Au-dessous du culte impérial de la province, il y avait celui des municipes : les cérémonies qui se célébraient d’une façon si pompeuse à Tarragone, à Lyon et dans les autres capitales, se reproduisaient avec un peu moins d’éclat dans toutes les villes importantes de la contrée ; il n’y en avait pas où l’on n’eût élevé des autels, institué des prêtres, établi des jeux et des fêtes en l’honneur des Césars[118]. Le culte des municipes avait quelquefois un caractère plus personnel que celui des provinces ; il arrivait que les divers empereurs divinisés y étaient adorés à part. Quand on avait reçu de l’un d’eux quelque bienfait, quand on voulait effacer le souvenir d’une faute qu’on avait commise à son égard[119], quand on pensait faire ainsi plaisir à son successeur, on s’empressait de lui construire un temple et d’y nommer des prêtres. Mais souvent cette première ferveur ne durait pas ; ces temples qu’on m’ait entrepris de bâtir étaient négligés après que l’enthousiasme des premiers jours s’était refroidi, ou lorsque la vérité, longtemps dénaturée par les mensonges officiels, commençait à se faire sur le nouvel hôte des cieux : on ne les achevait pas, ou bien on les laissait tomber en ruine[120]. Ceux des bons princes dont la mémoire n’avait rien à craindre du temps, lorsqu’ils étaient terminés, servaient d’ornement à la ville qui les avait fait construire. Les décurions s’y rassemblaient pour délibérer sur les affaires municipales, les corporations venaient y signer leurs décrets, et c’était souvent la beauté du temple qui conservait le souvenir du dieu[121]. Dans les villes riches, comme Ostie, et qui tenaient à montrer leur dévouement pour leurs maîtres, presque tous les empereurs divinisés avaient des temples distincts. Celles dont les ressources étaient moins abondantes, et peut-être aussi le zèle un peu moins vif, se trouvèrent bientôt embarrassées par le grand nombre des princes que la reconnaissance ou la servilité publique plaça dans le ciel. Il fut difficile, même aux mieux disposées, de bâtir un temple et de créer un service religieux pour chacun d’eux. On se contenta souvent de charger le même prêtre de les honorer tous ensemble : le titre qu’il portait s’allongeait à chaque apothéose nouvelle[122]. Quelquefois on construisait pour tous ces princes un temple commun dans lequel chacun avait sa chapelle particulière[123].

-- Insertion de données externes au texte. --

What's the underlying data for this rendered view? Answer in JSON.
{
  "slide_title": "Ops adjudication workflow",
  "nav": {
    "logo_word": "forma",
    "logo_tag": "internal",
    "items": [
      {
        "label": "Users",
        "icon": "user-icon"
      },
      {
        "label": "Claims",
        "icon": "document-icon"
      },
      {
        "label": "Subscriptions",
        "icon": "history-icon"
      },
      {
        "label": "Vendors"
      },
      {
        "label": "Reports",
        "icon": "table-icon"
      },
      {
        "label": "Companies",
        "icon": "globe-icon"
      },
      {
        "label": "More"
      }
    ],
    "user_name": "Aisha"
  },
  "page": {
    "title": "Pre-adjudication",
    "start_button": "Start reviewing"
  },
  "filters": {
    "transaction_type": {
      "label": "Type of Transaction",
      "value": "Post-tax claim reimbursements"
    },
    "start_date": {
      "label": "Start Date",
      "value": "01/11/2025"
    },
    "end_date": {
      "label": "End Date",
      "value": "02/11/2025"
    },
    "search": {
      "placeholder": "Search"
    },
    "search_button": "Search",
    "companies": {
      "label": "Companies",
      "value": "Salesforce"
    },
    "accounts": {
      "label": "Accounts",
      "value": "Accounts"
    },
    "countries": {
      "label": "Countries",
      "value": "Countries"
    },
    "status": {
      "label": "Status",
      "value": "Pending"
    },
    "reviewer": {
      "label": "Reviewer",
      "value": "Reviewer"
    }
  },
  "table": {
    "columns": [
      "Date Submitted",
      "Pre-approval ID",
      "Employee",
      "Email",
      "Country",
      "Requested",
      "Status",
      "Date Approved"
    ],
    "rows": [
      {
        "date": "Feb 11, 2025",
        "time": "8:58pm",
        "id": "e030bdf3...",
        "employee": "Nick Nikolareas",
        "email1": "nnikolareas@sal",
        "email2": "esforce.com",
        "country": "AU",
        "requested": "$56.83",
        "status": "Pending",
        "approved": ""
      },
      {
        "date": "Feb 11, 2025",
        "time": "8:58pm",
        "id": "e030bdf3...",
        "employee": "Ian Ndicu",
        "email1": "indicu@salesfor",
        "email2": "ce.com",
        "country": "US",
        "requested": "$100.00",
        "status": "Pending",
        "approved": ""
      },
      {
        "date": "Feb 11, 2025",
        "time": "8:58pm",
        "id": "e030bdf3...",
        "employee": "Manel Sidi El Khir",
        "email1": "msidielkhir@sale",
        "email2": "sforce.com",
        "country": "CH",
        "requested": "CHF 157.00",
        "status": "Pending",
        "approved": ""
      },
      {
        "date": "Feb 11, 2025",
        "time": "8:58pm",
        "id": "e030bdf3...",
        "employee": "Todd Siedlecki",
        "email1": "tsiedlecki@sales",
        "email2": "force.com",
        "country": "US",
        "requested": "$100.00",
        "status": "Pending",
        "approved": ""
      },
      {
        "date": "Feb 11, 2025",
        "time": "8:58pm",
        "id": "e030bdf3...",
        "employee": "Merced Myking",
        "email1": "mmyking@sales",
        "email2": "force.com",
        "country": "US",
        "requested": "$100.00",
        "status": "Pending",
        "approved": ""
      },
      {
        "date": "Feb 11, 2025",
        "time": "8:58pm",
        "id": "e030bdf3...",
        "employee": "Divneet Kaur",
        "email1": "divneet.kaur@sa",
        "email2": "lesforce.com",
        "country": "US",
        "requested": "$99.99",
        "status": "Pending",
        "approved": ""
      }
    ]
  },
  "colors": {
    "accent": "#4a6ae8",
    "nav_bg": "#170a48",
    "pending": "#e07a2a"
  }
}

Mais, en somme, ces cultes d’empereurs isolés ne furent pas les plus nombreux. Ils n’ont jamais été très répandus que dans l’Italie et les provinces de l’Orient. On n’en trouve presque pas de trace en Espagne et en Afrique. Cette façon de trop personnifier l’apothéose, de rendre des honneurs divins à des gens dont la vie avait été si mêlée, répugnait peut-être au bon sens des peuples occidentaux. Ils aimaient mieux imiter dans les divers municipes ce qui se faisait au chef-lieu de la province : tous les hommages qu’ils voulaient rendre aux princes morts et à l’empereur vivant étaient souvent résumés par le culte de Rome et d’Auguste[124]. Les caractères que ce culte avait pris dans les assemblées provinciales, il lis garda dans chaque ville particulière ; là aussi il représentait les sentiments de reconnaissance et de soumission dont on était pénétré envers le pouvoir impérial ; il devint partout le culte officiel et général de la cité, et les prêtres en furent quelquefois désignés par le titre de flamines du municipe[125]. C’étaient toujours des personnages importants, qui avaient rempli toutes les charges municipales, ou qui s’étaient distingués parmi les fonctionnaires civils ou militaires de l’empire. Il n’est pas rare de voir un centurion ou un préfet de cohorte, revenu chez lui avec un congé honorable, devenir le prêtre des princes sous lesquels il avait combattu. Comme tous les autres magistrats municipaux, ceux-là ne recevaient pas de salaire ; au contraire, ils devaient payer une certaine somme en entrant en charge. La somme honoraire — honoraria somma —, comme on l’appelait, était sans doute réglée sur l’importance du municipe. En Afrique, elle variait de deux mille à dix mille sesterces (de 400 francs à 2000 francs). Mais un prêtre de Rome et d’Auguste ne pouvait guère se contenter de payer ce que la loi demandait ; qu’auraient pensé de lui ses compatriotes, s’il n’avait pas été plus généreux ? Aussi le plus souvent y joignait-il des munificences supplémentaires, des repas publics, des distributions d’argent, des jeux et des fêtes, s’il cherchait la popularité, des monuments qu’il faisait construire ou réparer, s’il préférait les travaux utiles. Un décurion d’une ville obscure de la Pannonie, pour reconnaître l’honneur qu’on lui avait fait en l’élevant au sacerdoce — ob honorem flaminatus —, bâtit tout un marché à ses frais, avec cinquante boutiques et des portiques à double étage[126].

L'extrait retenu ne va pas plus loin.